こんな鬼のリハビリをやりたくない表原にとっては、なんでも良かった。
「行きます行きます!リハビリ終了!終了ーーー!!」
「……ちっ。まぁいい。粉雪さん。クールスノーの戦闘を直に拝見できるとしたら、リハビリよりも有意義だろう。ジャネモンだの、因心界だの。そーいうこと、表原にはまだ詳しく話していないし」
「じゃあ、決定。野花、運転手と警護を頼むわー」
ホッとしたところ。立つという動作に楽を覚える。地獄を知り過ぎての麻酔なしの麻痺だった。
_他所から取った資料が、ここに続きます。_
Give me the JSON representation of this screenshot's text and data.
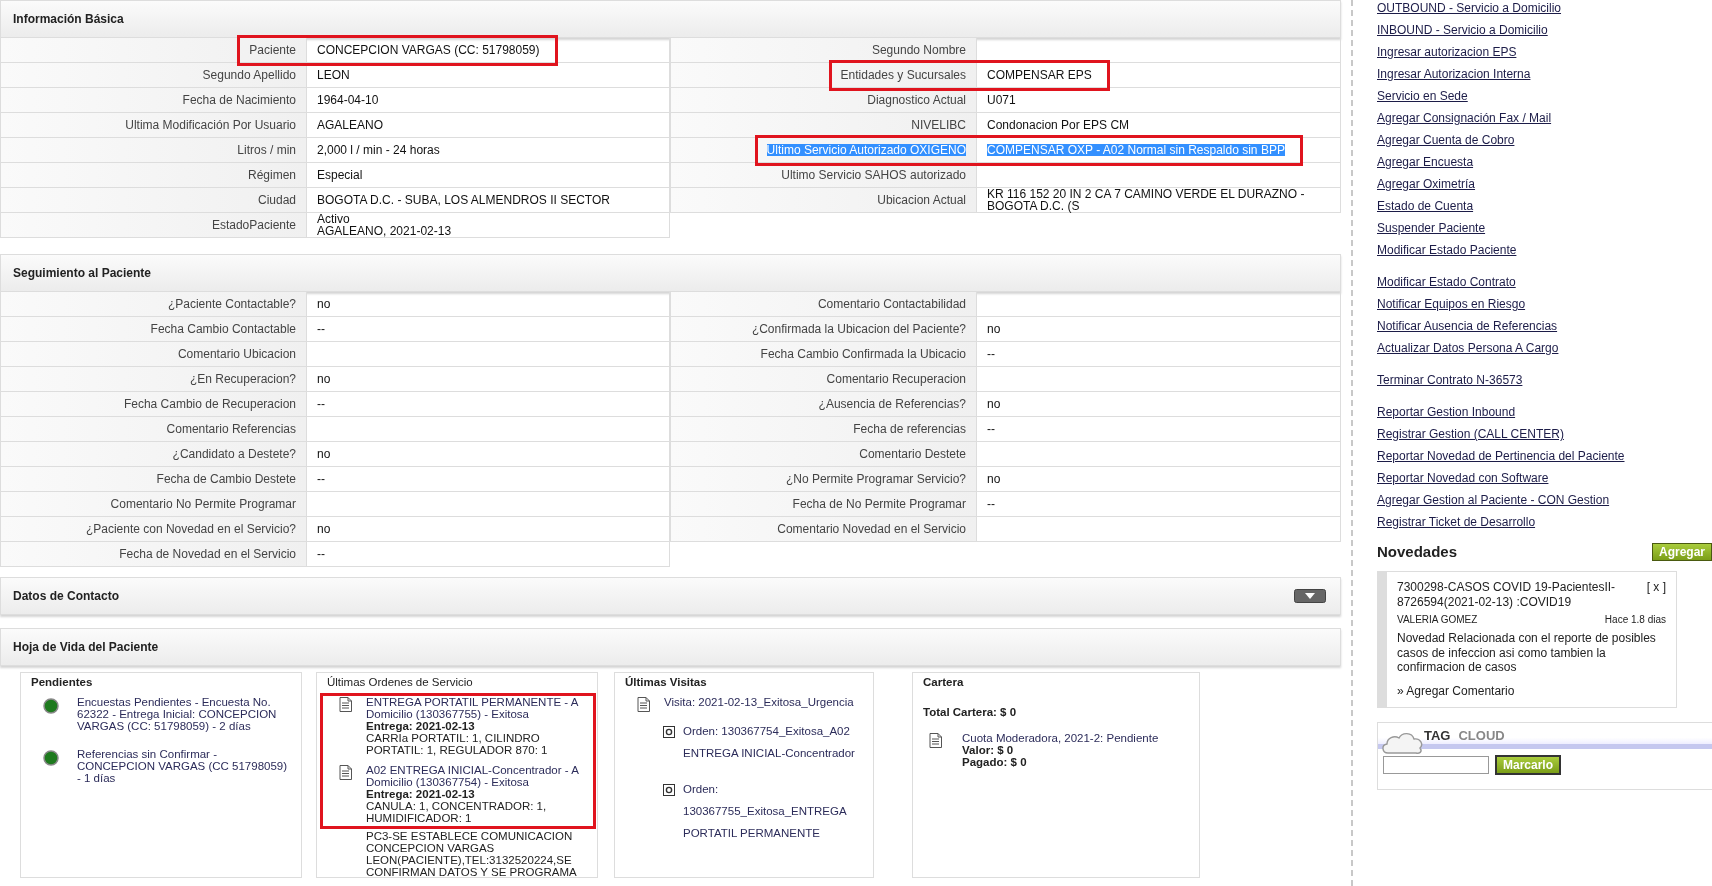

野花が車椅子を引っ張り出して、表原を座らせてあげる。
「大丈夫?粉雪が無理を言ってごめんね」
「いえいえ、レゼンが酷いから良かったです」
「おい。どーいう意味だ。どの変が酷かった?」
「もう全部」
野花が出発の準備をしている間。粉雪は本部に連絡を入れ、表原を連れて行く事と周囲の妖人達が退くことをお願いした。能力だけは有名であり、周囲への被害を避けるためである。
ガチるつもりはなく、あくまで挨拶程度で済ませる。たかがジャネモンなんて、朝飯前。
表原の乗車も済ませ、戦地に向かう3人。妖精、4名。
ブロロロロロ
「ここから10分くらいかな?バス使ってるから、もうちょっとかも」
「あ!あたしは見ているだけですよね?終わるまで寝てていいですか?」
「おう。起きた時は天国に入れるぞ。リハビリ天国という場所だがな」
リハビリを終わらせたかった表原にとっては、なんでも良かった。
こんなふざけていても、当たり前の事を言いたいのも分かる。
運転手の野花だけは……
「表原ちゃん、簡単に言うけど。……あ、私からでいい?レゼンくん?因心界とかの説明」
「構わないが。眠らず、聞いておけよ。そのど低脳に入れておけ」
「むっ………」
表原の隣の席で、これから戦おうという顔を作り始める粉雪の真剣さ。
眠いとか言ってられないプレッシャーを感じる。
「因心界は、私達を纏めている妖人組織。私達が自由に妖精の力を使ってちゃ、危険極まりないでしょ?」
「それは確かに。レゼンみたいな鬼軍曹がいたら危険なんて生易しいです」
「あん………」
まだ、"ようこそ"すら言っていなかった事を思い出しながら。
「力は妖精だけど、心はやっぱり人間。レゼンくん達も妖精の国の秩序もあるし。互いに争うって事はしたくないけれど、ぶつかり合っている。因心界は国と人の法を掲げて、人を護る組織」
「あー……」
「率先して戦うヒーローじゃないわよ?民衆を護るヒーロー。そこのところ、間違えている奴いたから。佐鯨とか」
因心界の戦闘の主は、本部への連絡や要請があってのもの。
どうしても後手になるが、権力者がやるような暴威をするのはイメージダウンと組織の形成に影響を与える。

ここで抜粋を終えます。